For every jurisdiction we publish a 0-100 data-confidence score and a tier badge. Four orthogonal components: how much of the country's corpus is LLM-analysed (35%), how many of the six dimensions are covered (25%), how many distinct regulators contribute (15%), and the share of extracted fields backed by a Phase 1 verbatim quote (25%). The badge shown on the home table, the country profile and the recommended-moves cards reflects this score.
Calibration — gold set + F1 + drift gate
Every change to the extraction logic is measured against a hand-labelled ground truth.
The gold set is a stratified sample seeded with the current extraction; a human reviewer corrects each field and pastes a verbatim source quote, then flips reviewed: true. The comparator (scripts/gold.py report) reports per-field precision, recall and F1 against a saved baseline. CI fails any PR that drops a field by more than 5 percentage points.

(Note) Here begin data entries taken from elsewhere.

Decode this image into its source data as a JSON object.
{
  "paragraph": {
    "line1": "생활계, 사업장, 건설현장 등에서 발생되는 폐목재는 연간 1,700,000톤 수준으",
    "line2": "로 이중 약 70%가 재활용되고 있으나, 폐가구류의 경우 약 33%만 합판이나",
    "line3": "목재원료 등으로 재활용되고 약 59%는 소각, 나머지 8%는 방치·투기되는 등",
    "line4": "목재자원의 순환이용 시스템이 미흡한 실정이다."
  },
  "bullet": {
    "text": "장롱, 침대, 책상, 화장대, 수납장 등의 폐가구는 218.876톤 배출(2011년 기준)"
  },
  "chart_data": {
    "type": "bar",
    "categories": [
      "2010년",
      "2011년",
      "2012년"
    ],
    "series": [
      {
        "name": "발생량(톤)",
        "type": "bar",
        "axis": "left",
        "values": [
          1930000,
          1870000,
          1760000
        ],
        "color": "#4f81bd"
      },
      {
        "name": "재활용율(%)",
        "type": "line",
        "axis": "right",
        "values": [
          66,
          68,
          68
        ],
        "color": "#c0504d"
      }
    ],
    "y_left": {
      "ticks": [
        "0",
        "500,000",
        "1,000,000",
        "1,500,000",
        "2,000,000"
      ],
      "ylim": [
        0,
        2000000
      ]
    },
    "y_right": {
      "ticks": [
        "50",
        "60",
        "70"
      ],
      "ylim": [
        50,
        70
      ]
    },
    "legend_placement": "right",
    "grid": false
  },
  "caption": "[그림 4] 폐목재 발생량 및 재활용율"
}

Current measurement on a 13-row starter pack: support-weighted F1 = 0.80. The model is perfect on exige_certificacao_independente and escopo (1.00) and strong on regime (0.91). The two structural weaknesses are unchanged after the Phase 1 rerun: a bias toward TRUE on exige_seguranca_custodia (0.36) and exige_kyt_aml (0.50), where the source body uses descriptive prose rather than the imperative verbs the validator demands. Net effect for the decision-maker: those two triggers should be cross-checked manually before any commercial move; the other eleven fields are reliable.
Honest limits
What this dashboard is NOT.
- Two jurisdictions (
IN,SE) have only stub norms — the analysis pass returned no usable signals. They are shown for completeness, not for ranking. competidores_ativosandforca_relacionamento_certikare intentionally empty — they require business-development input that the LLM cannot infer from public text.- A handful of national gazettes are behind aggressive firewalls and were fetched from official archive snapshots; their content can be slightly stale until the next refresh cycle.
- The opportunity score is a heuristic — a high score is a candidate to investigate, not a closed sale.